NEW YORK (GenomeWeb) – A team of Yale University researchers has received a three-year, $1.8 million grant from the National Science Foundation to establish the Center for Genomically Encoded Materials (C-GEM), where they are planning to develop a method to generate synthetic polymers using reengineered cells.
According to the grant's abstract, C-GEM's approach involves synthesizing sequence-defined chemical polymers by repurposing Escherichia coli translational machinery. Instead of promoting bond formation between alpha-amino acids, the machinery is modified to promote bond-forming reactions between monomers.
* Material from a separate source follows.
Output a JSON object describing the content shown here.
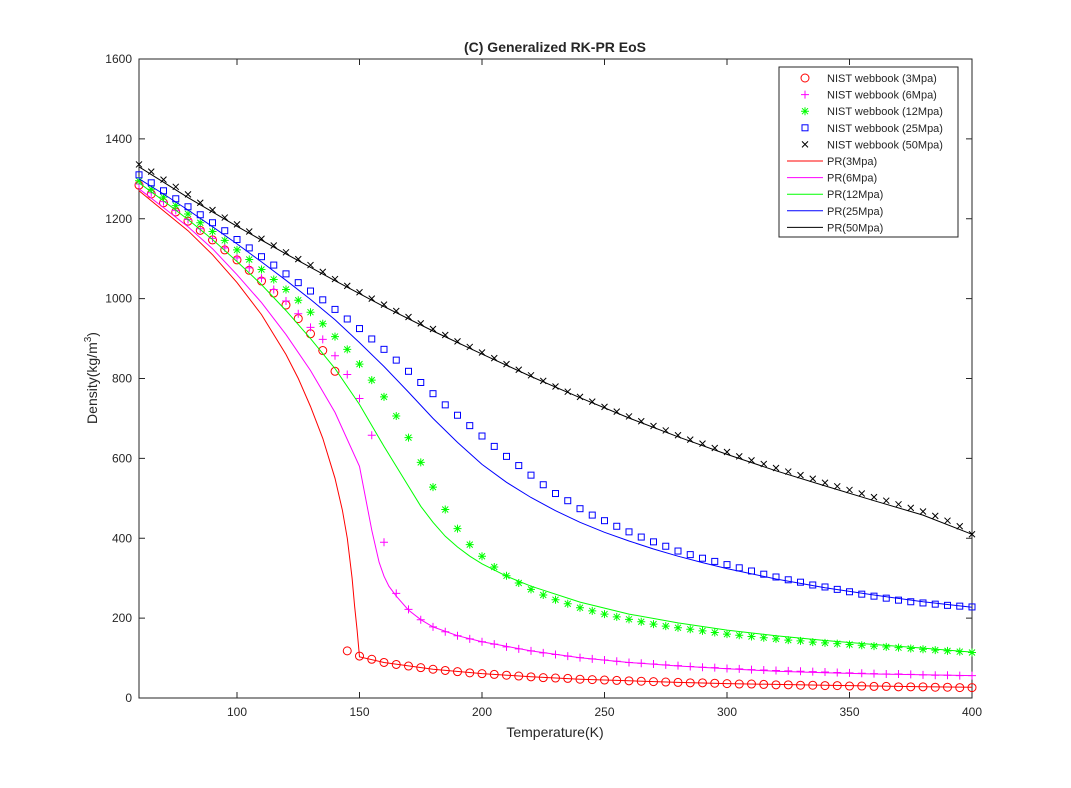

"The approach demands orthogonal enzymes that acylate orthogonal tRNAs with each monomer, efficiently and in vivo; orthogonal ribosomes that accept these tRNAs as substrates and elongate the products; genomically recoded organisms with multiple open codons to enable mRNA-templated synthesis of sequence-defined polymers; and high-resolution structural data to deepen understanding and inform design," the abstract states.
C-GEM is being established as an NSF Center for Chemical Innovation (CCI), and is being overseen by Yale's Alanna Schepartz, Farren Isaacs, Dieter Söll, and Jeffrey Townsend, as well as University of California, Berkeley collaborator Jamie Cate.
"This center will work on exciting chemistry at the forefront of the field," Angela Wilson, director of the NSF division of chemistry, said in a statement. "We look forward to the developments that will ensue from this CCI."
In addition to the polymer-synthesis technology, C-GEM also aims to launch an online platform and data management system — called GEM-Net — to promote internal and external data sharing, as well as develop an online video game that allows citizen scientists to participate in the research process and track results.